Tuesday, July 8, 2008

Pamplona: Running of the Bulls Festival

Bulls and Spain are inseparable in a thick rope of cultural history that brings die hard adventure seekers to Pamplona's City Hall every year beginning July 6th like frenzied moths with too much money in head on collisions with flames from wounds. City Hall in Pamplona - the only one as symbol of potential catastrophe- with thousands of white t-shirted people wearing red kerchiefs lining or running the small narrow streets that form the race course. Centuries of people running with the Bulls plays out with red ties and scarfs to commemorate the opening of Sanfermines or the San Fermín festival. Scores of people get hurt by being trampled by their fellow celebrants as iron gates swing open to start the bull run. This year, one Irish lad fell off the wall to his death while others suffered glancing or near goring from riled up bulls who are tired of the taunts, noise and screams. Nowadays, there are multi-lingual guides with highlighted safety tips for the stupid that detail all manner of things about the festival. A loud rocket sounds letting the less foolhardy run for cover, clamber up walls or hide like a sane person behind concrete barriers along the half-mile or 825 meter race course. As the gate opens, all the bulls get through the gate and another blast of a rocket goes out to let the crowd know when the last bull is let loose. Great. The final act is the corrida (bull fight) which sends members of PETA into orbit annually as they find new and different ways to express with or without clothes their displeasure at the rite.
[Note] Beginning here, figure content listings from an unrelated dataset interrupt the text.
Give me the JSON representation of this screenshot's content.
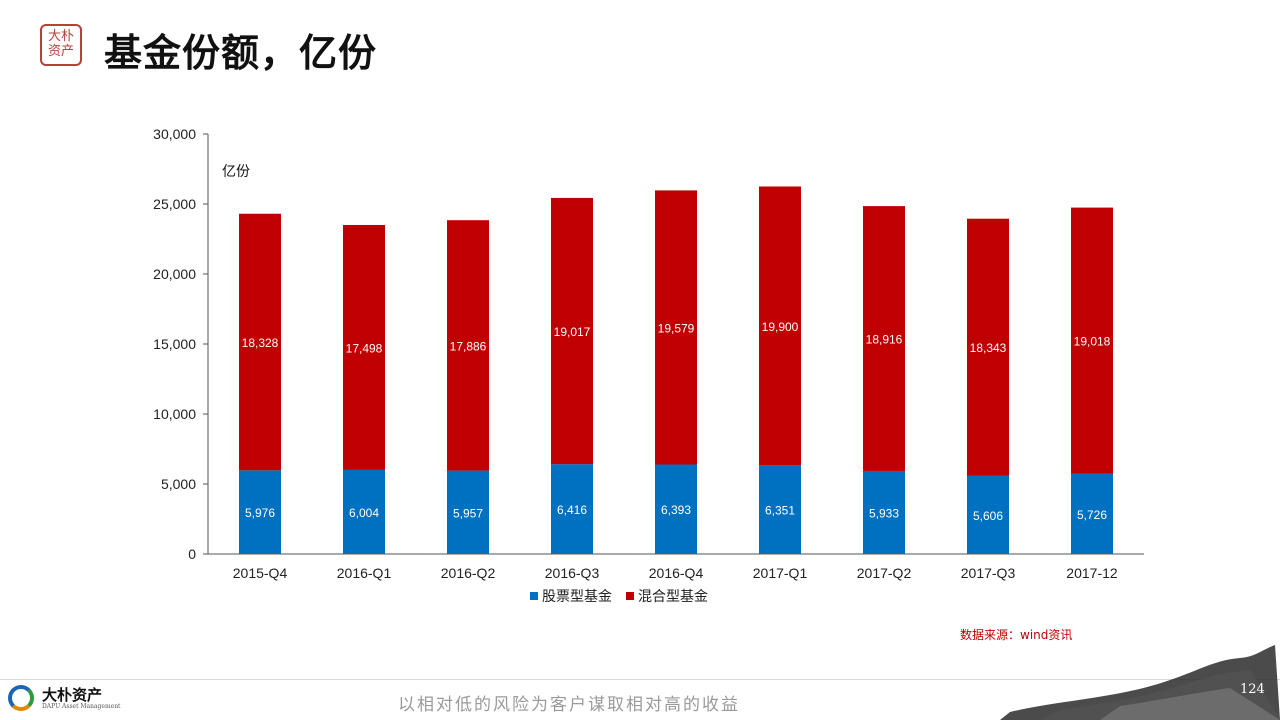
{
  "header": {
    "seal_text": "大朴 资产",
    "title": "基金份额，亿份"
  },
  "chart_data": {
    "type": "bar",
    "stacked": true,
    "unit_label": "亿份",
    "categories": [
      "2015-Q4",
      "2016-Q1",
      "2016-Q2",
      "2016-Q3",
      "2016-Q4",
      "2017-Q1",
      "2017-Q2",
      "2017-Q3",
      "2017-12"
    ],
    "series": [
      {
        "name": "股票型基金",
        "color": "#0070c0",
        "values": [
          5976,
          6004,
          5957,
          6416,
          6393,
          6351,
          5933,
          5606,
          5726
        ],
        "labels": [
          "5,976",
          "6,004",
          "5,957",
          "6,416",
          "6,393",
          "6,351",
          "5,933",
          "5,606",
          "5,726"
        ]
      },
      {
        "name": "混合型基金",
        "color": "#c00000",
        "values": [
          18328,
          17498,
          17886,
          19017,
          19579,
          19900,
          18916,
          18343,
          19018
        ],
        "labels": [
          "18,328",
          "17,498",
          "17,886",
          "19,017",
          "19,579",
          "19,900",
          "18,916",
          "18,343",
          "19,018"
        ]
      }
    ],
    "ylim": [
      0,
      30000
    ],
    "yticks": [
      0,
      5000,
      10000,
      15000,
      20000,
      25000,
      30000
    ],
    "ytick_labels": [
      "0",
      "5,000",
      "10,000",
      "15,000",
      "20,000",
      "25,000",
      "30,000"
    ],
    "legend_position": "bottom",
    "grid": false
  },
  "source_note": "数据来源：wind资讯",
  "footer": {
    "company_name": "大朴资产",
    "company_sub": "DAPU Asset Management",
    "slogan": "以相对低的风险为客户谋取相对高的收益",
    "page_number": "124"
  }
}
In the way back in the day past, bulls were put into corrals pending doom at a next day bull fight. Athletic folks with good to great acceleration in their legs (read young people males with or without stimulants) would jump in the middle of the corral to display their daring to their friends. After boarding up their houses and their shops as if for a terrible storm, Spanish locals watch thousands of tumbling tourists risk life and limb in the exercise, knowing that a stampede of humans is more fatal than the bulls. Mercaderes is the stretch of the race where many injuries occur, especially when it rains. Think a sliding half ton of bull with horns pointed unable to stop with the choice of piercing softer human flesh or hitting a hard wall. The Circle of Life rushes by as the bulls rush right back into a corral to await the afternoon entertainment - them, to the death at a bull fight. More firecrackers go off signaling when bulls hit the stadium and the fourth and final rocket when all the bulls are parked in a pen and the race is over. Then, the ambulance and rescuers descend. This happens for eight days straight during the San Fermín festival.

Professional matadors fight, and invariably kill, the bulls each afternoon of the festival.

The fiesta, which ends July 14, is known also for its all-night street parties.

Tuesday's run used bulls from the southern Cebada Gago ranch, considered among the most dangerous in San Fermin. In 27 years, they have gored more than 35 people.

Spain lists as second, with 40, for the most UNESCO World Heritage Sites in one country. The arts pay homage to the history of bulls and bull fighting. Antiquity shows the worship of bulls at Knossos. In España, during the 19th century, Francisco de Goya made his famous etchings of the recortes or Basque-Navarre bull fighting style. The bull lives to a ripe old age with this style. Edouard Manet did a famous rendering of a gored matador in Dead Bullfighter (1864-1865).

Ernest Hemingway, one of the top 100 books of all
time according to some literary critics The Sun Also Rises (1926) is the best way to experience Pamplona and The Running of the Bulls. Who needs the actual goring - neither human or bull enjoys it.